Des duos d’artistes croisent leur regard, confrontent leurs disciplines, pour créer ensemble une courte pièce de 30 minutes sur un sujet commun. J’aime beaucoup ces propositions de rencontre et j’en redemande chaque année, quelque soit mon, avis de spectateur. En 2014, j’ai été ravie du duo Kaori Ito-Olivier Martin-Salvan, très déçue par Marie-Agnès Gillot-Lola Laffon. Le choix d’artistes, encore jeunes, déjà reconnus dans leur milieu professionnel, moins du grand public, le format court, le minimalisme des accessoires et des décors, le très beau cadre du Jardin de la Vierge du Lycée Saint-Joseph, la convivialité de la rue des Teinturiers à proximité  etc, tout un ensemble de petites choses qui créent chez moi une ouverture à la découverte. Seul hic, il est difficile de trouver des places dernière minute.

Simon Tanguy et Frédéric Ferrer dans la peau d’un schizophrène

« Allonger les toits » est le nom de leur pièce commune. Simon et Frédéric font une démonstration de schizophrénie. L’un est la parole, raisonnable et raisonnante, quand l’autre est le corps Frédéric commence à nous raconter de manière objective des cassures importantes dans la vie de Simon sous le format d’une présentation PowerPoint. Simon, le pied dans le plâtre, est allongé sur un lit d’hôpital. Tout semble commencer comme une exposition de faits véridiques, soutenus par des images comme des preuves du discours. Les spectateurs sont l’objet d’une manipulation du langage. Peu à peu, le discours dérape sans que le spectateur s’en rendre nécessairement compte jusqu’à ce que les rôles entre Simon et Frédéric soient intervertis. Simon et Frédéric sont une seule et même personne, c’est le schizophrène qui nous parle sans nous en douter.

Détournement de spectateurs

« Je suis l’Autre » est le titre de l’édito d’Olivier Py, Directeur du Festival d’Avignon.

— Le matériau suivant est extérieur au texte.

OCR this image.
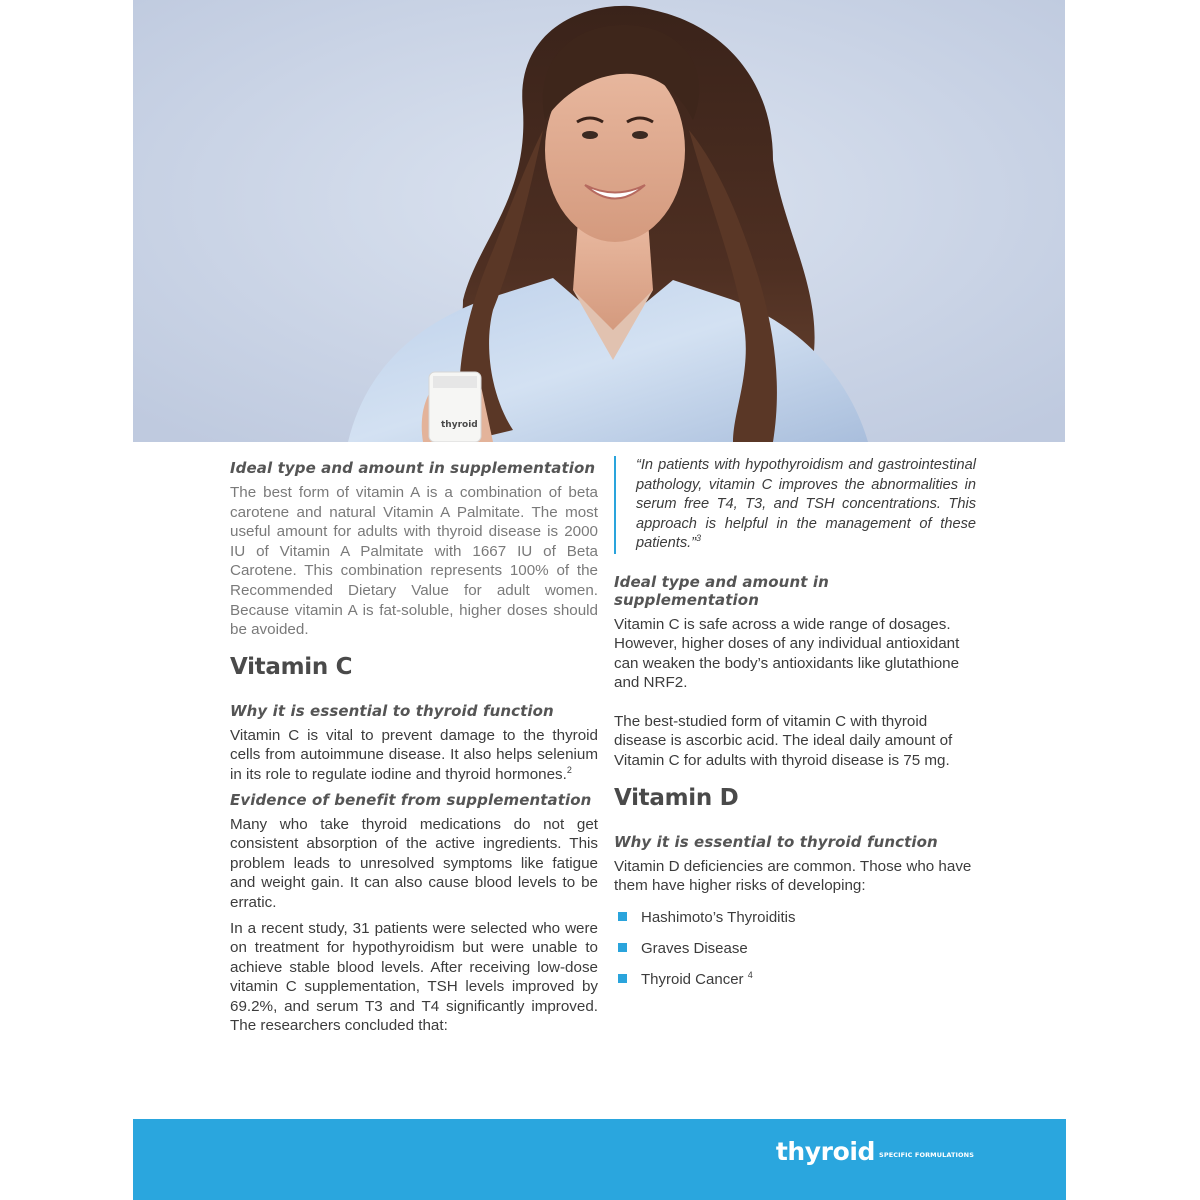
thyroid

Ideal type and amount in supplementation

The best form of vitamin A is a combination of beta carotene and natural Vitamin A Palmitate. The most useful amount for adults with thyroid disease is 2000 IU of Vitamin A Palmitate with 1667 IU of Beta Carotene. This combination represents 100% of the Recommended Dietary Value for adult women. Because vitamin A is fat-soluble, higher doses should be avoided.

Vitamin C

Why it is essential to thyroid function

Vitamin C is vital to prevent damage to the thyroid cells from autoimmune disease. It also helps selenium in its role to regulate iodine and thyroid hormones.$^2$

Evidence of benefit from supplementation

Many who take thyroid medications do not get consistent absorption of the active ingredients. This problem leads to unresolved symptoms like fatigue and weight gain. It can also cause blood levels to be erratic.

In a recent study, 31 patients were selected who were on treatment for hypothyroidism but were unable to achieve stable blood levels. After receiving low-dose vitamin C supplementation, TSH levels improved by 69.2%, and serum T3 and T4 significantly improved. The researchers concluded that:

“In patients with hypothyroidism and gastrointestinal pathology, vitamin C improves the abnormalities in serum free T4, T3, and TSH concentrations. This approach is helpful in the management of these patients.”$^3$

Ideal type and amount in supplementation

Vitamin C is safe across a wide range of dosages. However, higher doses of any individual antioxidant can weaken the body’s antioxidants like glutathione and NRF2.

The best-studied form of vitamin C with thyroid disease is ascorbic acid. The ideal daily amount of Vitamin C for adults with thyroid disease is 75 mg.

Vitamin D

Why it is essential to thyroid function

Vitamin D deficiencies are common. Those who have them have higher risks of developing:

Hashimoto’s Thyroiditis
Graves Disease
Thyroid Cancer $^4$
thyroid SPECIFIC FORMULATIONS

Simon Tanguy et Frédéric Ferrer semblent s’inspirer de cette phrase pour en détourner le sens politique et s’intéresser à la schizophrénie, forme psychotique de dédoublement de personnalité.

La manipulation du spectateur par les artistes se fonde sur plusieurs procédés éprouvés par les communicants :

la posture de l’homme de science : le discours est émaillé des précisions de dates, de lieux, de noms propres. Frédéric est ancré dans le rôle du Sachant, auquel le public accorde une autorité naturelle de dire la Vérité.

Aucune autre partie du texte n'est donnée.